Conclusions: The effectiveness of training in obviating problematic behavior is called into question. Mentoring has the potential to influence behavior in ways that both increase and decrease the likelihood of problematic behaviors.


  1. whimple said

    I’m intrigued by some of the “questionable behaviours” reported by some of the respondents. For example:

    “Modifying research directions or agendas to fit the priorities of funders”

    This is wrong?

  2. writedit said

    This line is not included in any of the prior publications that cite these data. However, Martinson does discuss the potential influence of industry in realigning a the interests of a scientist with the interests of the company (Journal of Empirical Research on Human Research Ethics, 2006).

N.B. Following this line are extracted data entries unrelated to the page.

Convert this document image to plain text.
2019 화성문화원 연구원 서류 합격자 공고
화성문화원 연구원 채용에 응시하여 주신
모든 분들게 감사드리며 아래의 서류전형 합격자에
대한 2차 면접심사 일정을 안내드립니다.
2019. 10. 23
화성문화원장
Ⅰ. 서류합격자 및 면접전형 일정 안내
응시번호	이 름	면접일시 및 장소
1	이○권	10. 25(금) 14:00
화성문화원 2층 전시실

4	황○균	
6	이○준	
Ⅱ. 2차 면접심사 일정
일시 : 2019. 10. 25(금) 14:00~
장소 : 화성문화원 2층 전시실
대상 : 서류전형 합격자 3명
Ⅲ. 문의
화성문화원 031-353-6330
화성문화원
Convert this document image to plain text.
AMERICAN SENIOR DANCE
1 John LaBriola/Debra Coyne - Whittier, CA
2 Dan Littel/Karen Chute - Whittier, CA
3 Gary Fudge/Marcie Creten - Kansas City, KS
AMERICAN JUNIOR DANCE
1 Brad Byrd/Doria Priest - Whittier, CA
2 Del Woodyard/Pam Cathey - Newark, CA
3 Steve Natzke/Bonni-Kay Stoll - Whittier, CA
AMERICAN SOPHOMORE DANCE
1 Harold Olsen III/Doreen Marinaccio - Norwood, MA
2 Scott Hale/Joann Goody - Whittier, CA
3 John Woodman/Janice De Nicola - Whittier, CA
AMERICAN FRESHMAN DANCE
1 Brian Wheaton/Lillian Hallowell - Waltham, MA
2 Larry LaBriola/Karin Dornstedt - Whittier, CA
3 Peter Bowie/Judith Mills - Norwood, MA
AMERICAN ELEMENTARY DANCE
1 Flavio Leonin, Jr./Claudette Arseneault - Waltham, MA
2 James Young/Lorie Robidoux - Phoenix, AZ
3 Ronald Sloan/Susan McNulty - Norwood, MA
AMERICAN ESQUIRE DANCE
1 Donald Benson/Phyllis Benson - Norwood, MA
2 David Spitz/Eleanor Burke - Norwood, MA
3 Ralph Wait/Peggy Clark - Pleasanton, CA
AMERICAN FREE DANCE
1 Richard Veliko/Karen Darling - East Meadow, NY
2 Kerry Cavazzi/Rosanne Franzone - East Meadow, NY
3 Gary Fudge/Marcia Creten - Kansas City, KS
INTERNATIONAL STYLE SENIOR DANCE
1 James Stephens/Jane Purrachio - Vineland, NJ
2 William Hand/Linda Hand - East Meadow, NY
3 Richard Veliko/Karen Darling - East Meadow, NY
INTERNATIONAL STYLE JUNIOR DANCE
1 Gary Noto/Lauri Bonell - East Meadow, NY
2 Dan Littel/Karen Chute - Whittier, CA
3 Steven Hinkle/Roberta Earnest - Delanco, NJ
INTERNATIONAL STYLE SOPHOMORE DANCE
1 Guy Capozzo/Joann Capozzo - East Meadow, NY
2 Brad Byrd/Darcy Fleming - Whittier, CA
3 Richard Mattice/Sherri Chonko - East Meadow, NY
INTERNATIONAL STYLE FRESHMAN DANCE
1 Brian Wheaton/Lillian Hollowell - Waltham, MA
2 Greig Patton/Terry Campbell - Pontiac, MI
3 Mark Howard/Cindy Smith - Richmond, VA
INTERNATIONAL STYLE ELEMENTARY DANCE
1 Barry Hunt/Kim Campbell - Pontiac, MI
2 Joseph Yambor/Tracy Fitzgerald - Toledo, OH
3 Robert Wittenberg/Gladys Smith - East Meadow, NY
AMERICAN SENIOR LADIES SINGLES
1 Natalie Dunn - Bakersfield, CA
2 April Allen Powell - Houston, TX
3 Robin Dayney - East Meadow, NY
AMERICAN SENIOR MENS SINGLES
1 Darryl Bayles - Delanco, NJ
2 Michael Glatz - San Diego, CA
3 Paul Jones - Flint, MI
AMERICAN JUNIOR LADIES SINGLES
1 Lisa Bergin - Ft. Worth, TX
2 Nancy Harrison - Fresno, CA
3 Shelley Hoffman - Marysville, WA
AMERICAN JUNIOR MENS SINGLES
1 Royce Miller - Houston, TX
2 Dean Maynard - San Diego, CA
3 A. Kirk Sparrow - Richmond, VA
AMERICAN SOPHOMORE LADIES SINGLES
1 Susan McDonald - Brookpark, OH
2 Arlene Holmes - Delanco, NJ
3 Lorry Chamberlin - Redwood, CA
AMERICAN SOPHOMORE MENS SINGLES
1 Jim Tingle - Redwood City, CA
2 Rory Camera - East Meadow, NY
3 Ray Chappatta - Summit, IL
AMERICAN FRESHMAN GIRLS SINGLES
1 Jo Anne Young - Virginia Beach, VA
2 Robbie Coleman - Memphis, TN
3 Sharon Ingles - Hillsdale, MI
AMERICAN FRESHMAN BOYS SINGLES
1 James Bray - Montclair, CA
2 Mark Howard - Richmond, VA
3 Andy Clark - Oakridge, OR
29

    Sheldon Krimsky and Catherine D’Angelis (JAMA editor) both cite multiple studies demonstrating a direct alignment of results of industry-funded research with the desired outcome of the sponsor industry. A JAMA 2003 report found a statistically significant association between industry sponsorship and pro-industry conclusions (pooled Mantel-Haenszel odds ratio, 3.60; 95% confidence interval, 2.63-4.91; also see some of Sheldon’s slides for more examples.

    So – I suspect this is less a situation of calling the NIH program officer to tweak your investigator-initiated specific aims to match their priorities and portfolio needs and more one of recasting your research goals to be attractive to an industry sponsor (perhaps a precursor to the point on changing design-methodology-results in response to pressure from a funding source). However, I’ll request clarification and post any response I receive.

  3. writedit said

    Per the lead author, this item is “intended to reflect a situation in which a researcher compromises the quality of a research project in order to get funded.”

    And in response to my query about future papers: “We indeed do have several more papers in the pipeline. The first is an analysis of focus-group data on the topic of competition and its effects on science. The second is an extension of the traditional Mertonian norms of science. The third examines normative dissonance, as well as contextual effects on subscription to norms. We also have several more in progress.”